One Judge Can’t Reinstitute Forced Union Dues Throughout Wisconsin


Big Labor activist Dane County Judge William Foust won union bosses’ applause on April 8 by adopting a far-fetched rationale to find Wisconsin’s year-old Right to Work law to be unconstitutional. But his ruling is virtually certain to be overturned, and it will not even temporarily hinder courts in other Badger State jurisdictions from prosecuting illegal schemes to force workers to pay union dues or fees. Image: Dane County Circuit Court

For seven decades, union bosses across the nation have tried again and again to get federal and state courts to overturn state Right to Work statutes and constitutional amendments protecting employees from termination for refusal to pay union dues or fees as a job condition.

Union bosses’ legal crusade has been extraordinarily unsuccessful.  The occasional victories they have won in lower courts have been overturned again and again on appeal. But in Wisconsin this month yet another Big Labor activist jurist, Dane County Circuit Judge William Foust, has eagerly accepted union lawyers’ arguments and airily dismissed the findings of other courts, both state and federal.  On April 8, Foust issued a ruling in which he adopted a far-fetched rationale to overturn the Badger State’s year-old Right to Work law.  And Foust has not been content to block enforcement of the supposedly “unconstitutional” statute within his own jurisdiction.

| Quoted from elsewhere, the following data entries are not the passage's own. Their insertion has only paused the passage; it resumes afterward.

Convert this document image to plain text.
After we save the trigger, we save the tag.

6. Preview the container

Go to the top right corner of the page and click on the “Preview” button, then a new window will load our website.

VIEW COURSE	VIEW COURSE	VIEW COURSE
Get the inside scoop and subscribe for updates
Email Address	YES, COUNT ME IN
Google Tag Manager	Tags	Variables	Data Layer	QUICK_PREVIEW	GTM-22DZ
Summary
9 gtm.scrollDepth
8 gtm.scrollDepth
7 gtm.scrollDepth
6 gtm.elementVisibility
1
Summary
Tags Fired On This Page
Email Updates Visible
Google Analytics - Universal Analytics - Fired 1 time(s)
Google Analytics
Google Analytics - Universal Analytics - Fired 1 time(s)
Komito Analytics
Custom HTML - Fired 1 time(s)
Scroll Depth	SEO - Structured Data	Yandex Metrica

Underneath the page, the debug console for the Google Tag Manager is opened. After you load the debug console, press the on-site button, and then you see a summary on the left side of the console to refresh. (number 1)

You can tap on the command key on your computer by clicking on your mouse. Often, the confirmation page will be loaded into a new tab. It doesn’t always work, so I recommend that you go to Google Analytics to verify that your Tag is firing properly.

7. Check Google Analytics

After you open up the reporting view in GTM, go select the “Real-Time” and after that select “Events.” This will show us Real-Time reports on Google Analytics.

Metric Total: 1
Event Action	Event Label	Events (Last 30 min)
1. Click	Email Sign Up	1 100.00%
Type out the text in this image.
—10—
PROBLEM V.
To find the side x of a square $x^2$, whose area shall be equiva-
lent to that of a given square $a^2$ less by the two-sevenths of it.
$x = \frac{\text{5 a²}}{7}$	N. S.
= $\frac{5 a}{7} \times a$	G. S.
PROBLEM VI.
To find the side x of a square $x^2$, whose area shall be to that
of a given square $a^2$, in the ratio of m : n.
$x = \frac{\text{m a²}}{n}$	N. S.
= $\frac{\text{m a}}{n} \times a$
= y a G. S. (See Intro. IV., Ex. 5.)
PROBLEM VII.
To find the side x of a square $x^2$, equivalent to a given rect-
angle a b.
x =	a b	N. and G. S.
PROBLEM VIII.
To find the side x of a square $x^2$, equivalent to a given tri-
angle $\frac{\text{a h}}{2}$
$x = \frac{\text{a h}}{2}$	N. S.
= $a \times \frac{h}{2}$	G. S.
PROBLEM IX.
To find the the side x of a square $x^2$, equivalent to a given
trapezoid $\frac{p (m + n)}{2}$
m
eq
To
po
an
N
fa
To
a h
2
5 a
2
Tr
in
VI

Egged on by lawyers for the Wisconsin branch of the AFL-CIO and two of its member unions, Foust is now evidently trying to override, at least temporarily, the decisions of all other Wisconsin courts and reinstate forced union dues and fees statewide.

On Monday, Wisconsin’s Attorney General Brad Schimel will try to persuade Foust to put a stay on his order barring Wisconsin law enforcement officials throughout the state from prosecuting violations of its ban on compulsory union financial support.

Virtually all if not all Badger State legal observers who have commented on the matter agree that Foust’s lawless ruling will ultimately be overturned by the state Supreme Court.  But some freedom-loving citizens are concerned about union bosses’ trampling of independent-minded employees’ rights in the mean time.

Fortunately, despite Judge Foust’s overweening effort to enjoin the Right to Work statewide, employees in the overwhelming majority of Wisconsin workplaces can continue to assert their freedom not to bankroll an unwanted union under state law, and go to court if necessary to vindicate that freedom.  Despite the impression Foust tried to give late last week in his most recent anti-Right to Work ruling, no court outside of Dane County is bound by anything he wrote, and even other judges in his circuit could potentially protect employees from being forced to support a union financially if a relevant case is brought before them.